Si vantavano esplicitamente della loro appartenenza al clan dei Casalesi e, alcuni, anche della militanza nella Camorra di Raffaele Cutolo.
In forza di questo legame criminale estorcevano denaro ad imprenditori e commercianti della zona di Teano, nell’alto casertano.
Se la mera appartenenza alla criminalità organizzata non bastava a convincere le vittime, allora cominciavano le minacce, anche di morte, le aggressioni fisiche, anche con armi improprie, e i danneggiamenti al patrimonio degli imprenditori.
Questo era il modus operandi delle sette persone che oggi sono state arrestate dalla Squadra mobile di Caserta con la collaborazione di quella di Varese e con il supporto del Reparto prevenzione crimine Campania, del Reparto volo e del Reparto cinofili di Napoli.
Gli investigatori hanno documentato l’attività estorsiva del clan camorristico avvenuta nel territorio di Teano tra il 2016 ed il 2018. Le intercettazioni, telefoniche e telematiche, gli appostamenti e le perquisizioni hanno documentato la forza di intimidazione del gruppo criminale ed i guadagni che gli appartenenti ricavavano dalla loro attività.
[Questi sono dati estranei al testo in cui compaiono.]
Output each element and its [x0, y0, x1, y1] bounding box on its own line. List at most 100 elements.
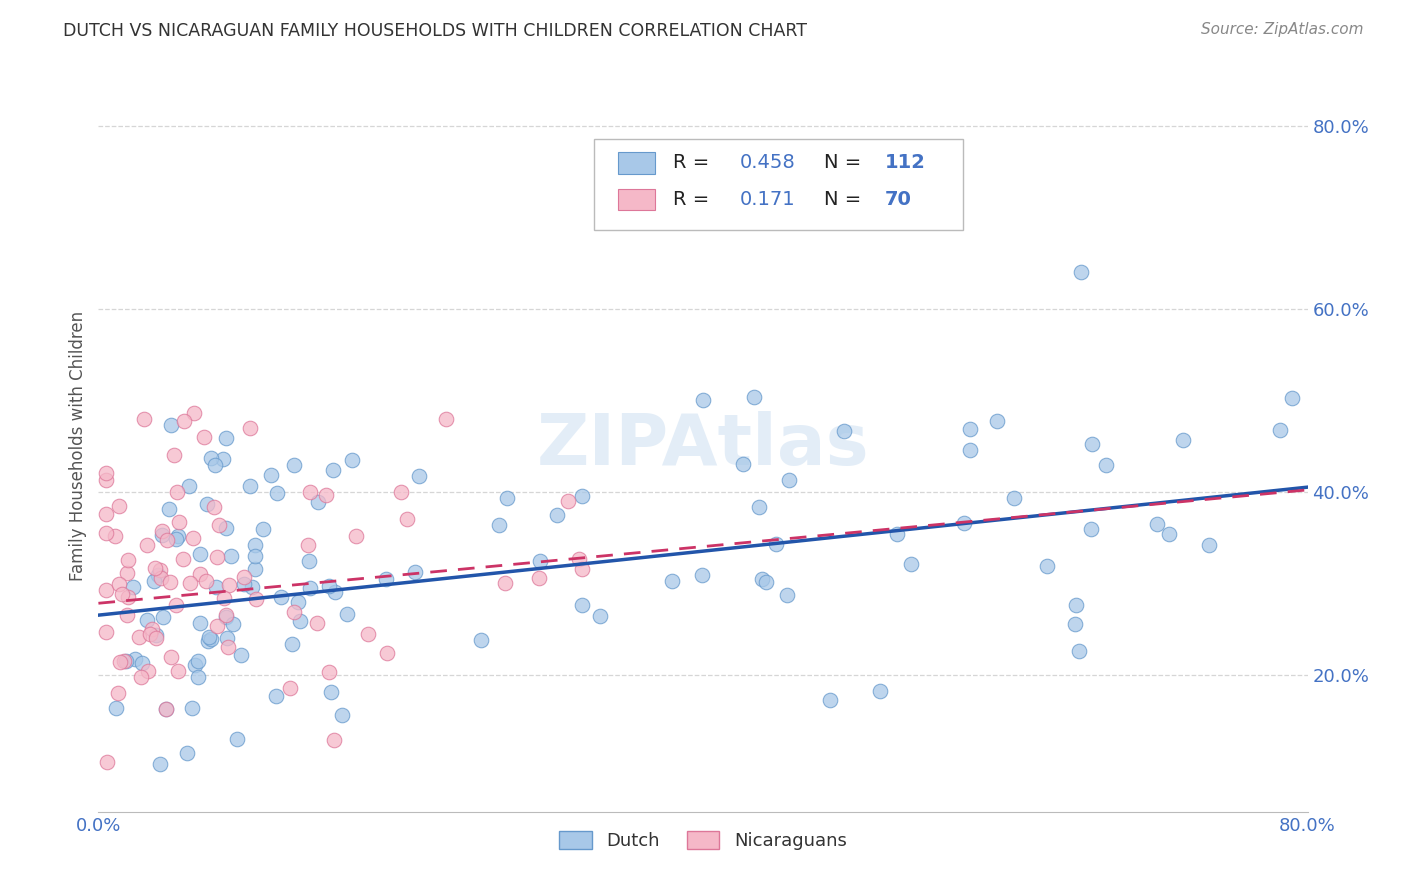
Point: [986, 414, 1008, 428]
Point: [218, 578, 240, 592]
Point: [150, 528, 173, 542]
Point: [318, 665, 340, 679]
Point: [215, 521, 238, 535]
Point: [1171, 434, 1194, 448]
Point: [661, 574, 683, 589]
Point: [165, 598, 187, 612]
Point: [214, 610, 236, 624]
Point: [404, 565, 426, 579]
Point: [179, 576, 201, 591]
Point: [108, 656, 131, 670]
Point: [344, 529, 367, 543]
Point: [96, 755, 118, 769]
Point: [1281, 392, 1303, 406]
Point: [136, 664, 159, 678]
Point: [108, 500, 131, 514]
Point: [166, 664, 188, 678]
Point: [959, 422, 981, 436]
Point: [129, 670, 152, 684]
Point: [546, 508, 568, 522]
Point: [571, 489, 593, 503]
Point: [124, 652, 146, 666]
Text: R =: R =: [672, 153, 716, 172]
Point: [197, 497, 219, 511]
Point: [742, 390, 765, 404]
Point: [319, 684, 342, 698]
Point: [160, 650, 183, 665]
Point: [193, 430, 215, 444]
Point: [470, 633, 492, 648]
Point: [776, 588, 799, 602]
Point: [375, 646, 398, 660]
Point: [252, 522, 274, 536]
Point: [155, 701, 177, 715]
Point: [1095, 458, 1118, 472]
Point: [270, 590, 292, 604]
Point: [568, 551, 591, 566]
Text: N =: N =: [824, 190, 868, 209]
Bar: [619, 188, 655, 211]
Point: [195, 574, 218, 589]
Point: [240, 580, 263, 594]
Point: [173, 414, 195, 428]
Point: [374, 572, 396, 586]
Point: [207, 550, 229, 565]
Point: [212, 591, 235, 605]
Point: [323, 584, 346, 599]
Point: [159, 502, 181, 516]
Point: [239, 421, 262, 435]
Point: [233, 570, 256, 584]
Point: [149, 563, 172, 577]
Point: [207, 618, 229, 632]
Point: [138, 626, 160, 640]
Point: [148, 567, 170, 582]
Point: [107, 577, 129, 591]
Text: R =: R =: [672, 190, 716, 209]
Point: [187, 654, 209, 668]
Point: [571, 562, 593, 576]
Point: [94, 508, 117, 522]
Point: [150, 524, 173, 538]
Text: DUTCH VS NICARAGUAN FAMILY HOUSEHOLDS WITH CHILDREN CORRELATION CHART: DUTCH VS NICARAGUAN FAMILY HOUSEHOLDS WI…: [63, 22, 807, 40]
Point: [869, 683, 891, 698]
Point: [200, 632, 222, 647]
Point: [1157, 526, 1180, 541]
Point: [104, 701, 127, 715]
Point: [832, 424, 855, 438]
Point: [215, 430, 238, 444]
Point: [264, 689, 287, 703]
Text: N =: N =: [824, 153, 868, 172]
Point: [160, 417, 183, 432]
Bar: [619, 152, 655, 174]
Point: [527, 571, 550, 585]
Point: [136, 538, 159, 552]
Point: [1067, 643, 1090, 657]
Point: [122, 580, 145, 594]
Point: [150, 571, 173, 585]
Point: [229, 648, 252, 663]
Point: [1270, 423, 1292, 437]
Point: [395, 512, 418, 526]
Text: 70: 70: [884, 190, 911, 209]
Point: [94, 624, 117, 639]
Point: [226, 732, 249, 747]
Point: [167, 529, 190, 543]
Point: [408, 468, 430, 483]
Point: [283, 458, 305, 473]
Point: [145, 631, 167, 645]
Point: [322, 463, 344, 477]
Point: [148, 756, 170, 771]
Point: [299, 581, 322, 595]
Point: [159, 574, 181, 589]
Point: [152, 609, 174, 624]
Point: [212, 451, 235, 466]
Point: [156, 533, 179, 547]
Point: [111, 587, 134, 601]
Point: [215, 608, 238, 623]
Point: [307, 615, 329, 630]
Point: [163, 448, 186, 462]
Point: [1198, 538, 1220, 552]
Text: ZIPAtlas: ZIPAtlas: [537, 411, 869, 481]
Point: [318, 579, 340, 593]
Point: [142, 574, 165, 589]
I commercianti e gli imprenditori dovevano sottostare alla richiesta di somme che andavano dai 200-300 euro al mese, sino ad un terzo dei guadagni complessivi.
In alcun casi i membri del Clan si proponevano come intermediari tra l’imprenditore ed il fornitore per recuperare i crediti vantati da quest’ultimo, utilizzando sempre la forza intimidatoria di possibili violenze.